Architects, professionals trained in the art and science of building design and licensed to protect health, safety, and welfare, transform these needs into concepts and then develop the beliefs into building images that can be constructed by others.
In designing buildings, architects communicate between and assist those who have needs. These incorporate customer, users, the public as a whole, and people who will make the spaces that satisfy those needs including builders and contractors, plumbers and painters, carpenters, and air conditioning mechanics.
Whether the project is a room or a city, an innovative building or the renovation of an old one, architects provide the professional services — ideas and insights, design and technical knowledge, drawings and specifications, administration, coordination, and informed decision making — whereby an exceptional range of functional, aesthetic, technological economic, human, environmental, and safety factors is melded into a coherent and appropriate resolution for the problems at hand.

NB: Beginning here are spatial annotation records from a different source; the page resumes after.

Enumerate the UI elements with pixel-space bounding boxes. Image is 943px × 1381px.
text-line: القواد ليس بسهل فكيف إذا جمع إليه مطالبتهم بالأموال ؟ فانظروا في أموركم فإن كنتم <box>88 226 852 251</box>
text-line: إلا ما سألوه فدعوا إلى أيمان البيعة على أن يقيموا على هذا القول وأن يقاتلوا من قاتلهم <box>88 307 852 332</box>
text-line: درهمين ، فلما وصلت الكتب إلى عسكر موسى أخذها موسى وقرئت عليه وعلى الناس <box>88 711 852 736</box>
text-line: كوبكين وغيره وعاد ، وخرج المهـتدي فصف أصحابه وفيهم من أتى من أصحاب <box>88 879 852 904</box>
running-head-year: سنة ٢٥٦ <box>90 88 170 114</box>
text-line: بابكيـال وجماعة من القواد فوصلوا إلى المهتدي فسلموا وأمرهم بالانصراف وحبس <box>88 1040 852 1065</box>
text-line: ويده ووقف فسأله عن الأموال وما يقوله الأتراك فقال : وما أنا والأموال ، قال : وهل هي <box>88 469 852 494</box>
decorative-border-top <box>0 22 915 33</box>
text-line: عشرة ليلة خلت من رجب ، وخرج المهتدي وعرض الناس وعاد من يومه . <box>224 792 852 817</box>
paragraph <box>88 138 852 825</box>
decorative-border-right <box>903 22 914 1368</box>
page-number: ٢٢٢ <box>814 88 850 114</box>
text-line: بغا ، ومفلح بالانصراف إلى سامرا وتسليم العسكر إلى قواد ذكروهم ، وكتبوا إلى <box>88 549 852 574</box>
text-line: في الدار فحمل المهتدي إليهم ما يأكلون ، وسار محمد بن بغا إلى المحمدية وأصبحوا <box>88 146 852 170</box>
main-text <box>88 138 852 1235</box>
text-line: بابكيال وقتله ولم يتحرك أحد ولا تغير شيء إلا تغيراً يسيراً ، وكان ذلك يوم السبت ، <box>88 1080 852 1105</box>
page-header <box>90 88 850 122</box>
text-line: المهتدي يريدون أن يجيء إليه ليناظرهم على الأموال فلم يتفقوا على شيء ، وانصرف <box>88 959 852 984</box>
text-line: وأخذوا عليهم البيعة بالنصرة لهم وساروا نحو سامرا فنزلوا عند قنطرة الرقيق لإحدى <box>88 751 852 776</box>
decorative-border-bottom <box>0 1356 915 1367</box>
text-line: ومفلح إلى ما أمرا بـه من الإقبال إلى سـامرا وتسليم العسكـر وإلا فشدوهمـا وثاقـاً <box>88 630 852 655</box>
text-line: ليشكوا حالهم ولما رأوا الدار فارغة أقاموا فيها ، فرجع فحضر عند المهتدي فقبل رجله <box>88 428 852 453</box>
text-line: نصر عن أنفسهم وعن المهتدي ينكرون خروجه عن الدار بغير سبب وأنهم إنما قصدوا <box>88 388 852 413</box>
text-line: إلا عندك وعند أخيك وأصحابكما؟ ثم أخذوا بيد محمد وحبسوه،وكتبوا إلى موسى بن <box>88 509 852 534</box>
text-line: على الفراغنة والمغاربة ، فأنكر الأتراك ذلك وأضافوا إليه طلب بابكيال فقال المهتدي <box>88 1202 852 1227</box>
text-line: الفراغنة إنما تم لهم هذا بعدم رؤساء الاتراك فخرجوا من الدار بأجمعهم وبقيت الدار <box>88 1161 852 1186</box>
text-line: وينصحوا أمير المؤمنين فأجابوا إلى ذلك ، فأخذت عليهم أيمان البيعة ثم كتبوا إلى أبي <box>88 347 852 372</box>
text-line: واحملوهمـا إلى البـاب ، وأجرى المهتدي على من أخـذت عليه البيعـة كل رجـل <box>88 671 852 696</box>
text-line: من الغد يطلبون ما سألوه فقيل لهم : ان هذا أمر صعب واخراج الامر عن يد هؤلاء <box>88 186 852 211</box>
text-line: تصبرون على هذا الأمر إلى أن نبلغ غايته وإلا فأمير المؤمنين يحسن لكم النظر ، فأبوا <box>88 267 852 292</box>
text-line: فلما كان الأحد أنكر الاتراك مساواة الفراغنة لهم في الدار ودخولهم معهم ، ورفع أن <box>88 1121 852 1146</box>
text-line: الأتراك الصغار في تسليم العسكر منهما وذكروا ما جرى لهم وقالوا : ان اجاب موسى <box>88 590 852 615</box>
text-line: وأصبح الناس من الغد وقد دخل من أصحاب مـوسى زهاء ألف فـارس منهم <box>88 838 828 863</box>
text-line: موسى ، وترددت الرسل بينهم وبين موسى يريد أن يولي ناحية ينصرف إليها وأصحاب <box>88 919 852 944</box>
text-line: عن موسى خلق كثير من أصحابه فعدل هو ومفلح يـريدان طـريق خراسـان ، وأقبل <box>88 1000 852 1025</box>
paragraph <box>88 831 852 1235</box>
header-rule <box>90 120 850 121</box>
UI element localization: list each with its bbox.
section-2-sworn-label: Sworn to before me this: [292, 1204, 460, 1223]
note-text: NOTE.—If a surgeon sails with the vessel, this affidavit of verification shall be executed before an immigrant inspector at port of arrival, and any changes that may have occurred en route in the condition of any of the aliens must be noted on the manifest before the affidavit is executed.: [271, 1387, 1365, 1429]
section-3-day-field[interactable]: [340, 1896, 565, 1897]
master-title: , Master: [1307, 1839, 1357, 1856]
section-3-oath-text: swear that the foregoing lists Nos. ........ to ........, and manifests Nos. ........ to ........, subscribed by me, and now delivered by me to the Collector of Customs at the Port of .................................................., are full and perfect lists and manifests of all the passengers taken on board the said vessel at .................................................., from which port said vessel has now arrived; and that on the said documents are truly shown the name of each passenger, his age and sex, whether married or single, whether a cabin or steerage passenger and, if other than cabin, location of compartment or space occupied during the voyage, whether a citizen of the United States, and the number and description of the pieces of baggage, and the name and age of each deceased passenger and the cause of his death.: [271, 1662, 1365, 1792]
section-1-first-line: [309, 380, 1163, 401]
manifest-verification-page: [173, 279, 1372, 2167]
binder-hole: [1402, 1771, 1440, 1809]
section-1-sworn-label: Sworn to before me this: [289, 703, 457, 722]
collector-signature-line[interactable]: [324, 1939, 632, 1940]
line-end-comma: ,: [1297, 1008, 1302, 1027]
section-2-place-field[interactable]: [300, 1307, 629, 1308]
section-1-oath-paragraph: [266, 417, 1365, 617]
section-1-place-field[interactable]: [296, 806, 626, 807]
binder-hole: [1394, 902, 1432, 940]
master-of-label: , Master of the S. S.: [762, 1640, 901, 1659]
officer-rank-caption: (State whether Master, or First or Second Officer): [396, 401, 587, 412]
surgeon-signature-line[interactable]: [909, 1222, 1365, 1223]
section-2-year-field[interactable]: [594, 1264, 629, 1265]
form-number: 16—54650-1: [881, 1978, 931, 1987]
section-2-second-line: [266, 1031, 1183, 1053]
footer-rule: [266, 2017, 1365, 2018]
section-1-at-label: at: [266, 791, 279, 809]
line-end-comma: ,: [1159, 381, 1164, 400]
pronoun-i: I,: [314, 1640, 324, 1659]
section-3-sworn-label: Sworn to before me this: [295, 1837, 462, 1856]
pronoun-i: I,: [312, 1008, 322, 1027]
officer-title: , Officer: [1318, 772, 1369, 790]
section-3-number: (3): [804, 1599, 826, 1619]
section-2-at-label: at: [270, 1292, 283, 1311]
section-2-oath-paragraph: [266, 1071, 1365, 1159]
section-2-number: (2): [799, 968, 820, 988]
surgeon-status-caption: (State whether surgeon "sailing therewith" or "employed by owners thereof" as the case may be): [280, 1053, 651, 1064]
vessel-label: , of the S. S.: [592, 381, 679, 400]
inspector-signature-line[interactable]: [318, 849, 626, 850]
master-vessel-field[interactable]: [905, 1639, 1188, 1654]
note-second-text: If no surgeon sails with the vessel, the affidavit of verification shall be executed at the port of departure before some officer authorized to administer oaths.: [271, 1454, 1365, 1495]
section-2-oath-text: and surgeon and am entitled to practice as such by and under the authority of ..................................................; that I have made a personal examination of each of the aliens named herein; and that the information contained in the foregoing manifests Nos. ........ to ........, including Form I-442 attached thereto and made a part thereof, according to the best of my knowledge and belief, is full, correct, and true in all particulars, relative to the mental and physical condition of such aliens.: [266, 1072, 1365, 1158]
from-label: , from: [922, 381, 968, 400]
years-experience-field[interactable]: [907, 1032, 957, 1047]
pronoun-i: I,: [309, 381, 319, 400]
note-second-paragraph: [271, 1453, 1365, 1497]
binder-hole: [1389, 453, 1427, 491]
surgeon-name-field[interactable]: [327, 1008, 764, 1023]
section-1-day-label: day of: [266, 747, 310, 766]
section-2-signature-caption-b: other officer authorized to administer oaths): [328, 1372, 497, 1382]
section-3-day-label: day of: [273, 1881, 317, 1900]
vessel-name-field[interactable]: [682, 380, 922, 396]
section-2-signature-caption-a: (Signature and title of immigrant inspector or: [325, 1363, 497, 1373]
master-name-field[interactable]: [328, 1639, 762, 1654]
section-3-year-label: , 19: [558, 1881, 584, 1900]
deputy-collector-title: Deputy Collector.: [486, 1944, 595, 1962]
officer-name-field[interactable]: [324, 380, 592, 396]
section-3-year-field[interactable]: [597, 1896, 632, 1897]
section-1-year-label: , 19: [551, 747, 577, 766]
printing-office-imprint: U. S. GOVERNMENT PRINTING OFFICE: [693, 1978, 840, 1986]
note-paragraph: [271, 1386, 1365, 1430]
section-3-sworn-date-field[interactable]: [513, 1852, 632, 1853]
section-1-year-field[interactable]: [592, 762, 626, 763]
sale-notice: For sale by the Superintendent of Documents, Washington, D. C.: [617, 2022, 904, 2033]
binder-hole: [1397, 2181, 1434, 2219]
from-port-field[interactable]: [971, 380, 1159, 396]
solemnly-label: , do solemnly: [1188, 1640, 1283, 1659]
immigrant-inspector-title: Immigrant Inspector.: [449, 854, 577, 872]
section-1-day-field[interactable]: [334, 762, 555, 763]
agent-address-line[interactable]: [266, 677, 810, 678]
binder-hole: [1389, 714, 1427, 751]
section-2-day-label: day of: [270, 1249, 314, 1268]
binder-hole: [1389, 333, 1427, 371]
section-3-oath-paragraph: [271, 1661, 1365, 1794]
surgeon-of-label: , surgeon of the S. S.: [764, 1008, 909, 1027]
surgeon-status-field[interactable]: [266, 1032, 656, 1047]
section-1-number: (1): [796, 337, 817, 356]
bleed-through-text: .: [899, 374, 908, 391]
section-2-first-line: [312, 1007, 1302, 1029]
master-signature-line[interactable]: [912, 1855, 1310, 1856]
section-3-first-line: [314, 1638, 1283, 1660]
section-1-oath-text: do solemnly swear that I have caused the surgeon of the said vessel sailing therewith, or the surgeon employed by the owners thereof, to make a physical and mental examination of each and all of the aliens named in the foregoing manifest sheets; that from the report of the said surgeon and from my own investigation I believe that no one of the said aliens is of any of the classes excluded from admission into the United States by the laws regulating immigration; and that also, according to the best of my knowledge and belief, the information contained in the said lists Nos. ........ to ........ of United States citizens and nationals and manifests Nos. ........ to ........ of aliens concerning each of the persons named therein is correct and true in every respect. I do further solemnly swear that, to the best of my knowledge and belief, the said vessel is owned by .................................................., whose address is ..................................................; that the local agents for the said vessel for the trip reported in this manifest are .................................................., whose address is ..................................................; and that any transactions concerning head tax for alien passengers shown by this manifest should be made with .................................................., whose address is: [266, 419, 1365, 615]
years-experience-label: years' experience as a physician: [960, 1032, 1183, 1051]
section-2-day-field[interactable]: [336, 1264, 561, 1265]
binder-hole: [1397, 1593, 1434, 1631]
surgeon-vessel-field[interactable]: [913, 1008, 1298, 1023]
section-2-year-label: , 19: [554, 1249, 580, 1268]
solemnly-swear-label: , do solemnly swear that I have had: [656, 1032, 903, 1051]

This is what architects are, conceivers of buildings. What they do is to design, that is, supply cement images for an innovative structure so that it can be put up. The main task of the architect, then as now, is to talk what proposed buildings should be and took like. The architect’s role is that of mediator between the client or patron, that is, the person who decides to develop, and the job force with its overseers, which we might collectively refer to as the builder.
Why Architecture?
Why do you want to become an architect? Have you been building with Legos since you were two? Did a counselor recommend it to you because of a robust interest and skill in mathematics and art? Or are there other reasons? Aspiring architects cite love of drawing, creating, and designing, want to make a difference in the community; aptitude for mathematics and science, or a connection to a family group member in the profession. Whatever your reason, are you suited to become an architect?
Is Architecture for You?
How have you any concept if the pursuit of architecture is right for you? Those within the profession propose that if you’re creative or artistic and good in mathematics and science, you might have what it takes to be a successful architect. Yet, Dana Cuff, author of Architecture: The Story of Practice, suggests it takes more:
There are two qualities that neither employers nor educators can instill and without which, it is assumed, one cannot become a “good” architect: dedication and talent.
As a result of the breadth of skills and talents essential to be an architect, you appear to be able to find your niche within the profession regardless. It takes three attributes to be a successful architecture student – intelligence, creativity and dedication, and you have any two of the three.
Also, your education will develop your knowledge base and design talents. Regrettably, there’s no magic test to decide if growing into an architect is for you. Perhaps, the most effective method to decide if you should consider turning into an architect is to experience the profession firsthand. Ask many calls into question and recognize that lots of related career fields should help you.
For the architect must, on the one hand, be a person who’s fascinated by how things work and how he can make them work, not in the sense of inventing or repairing machinery, but rather in the establishment of time-space elements to produce the preferred effect.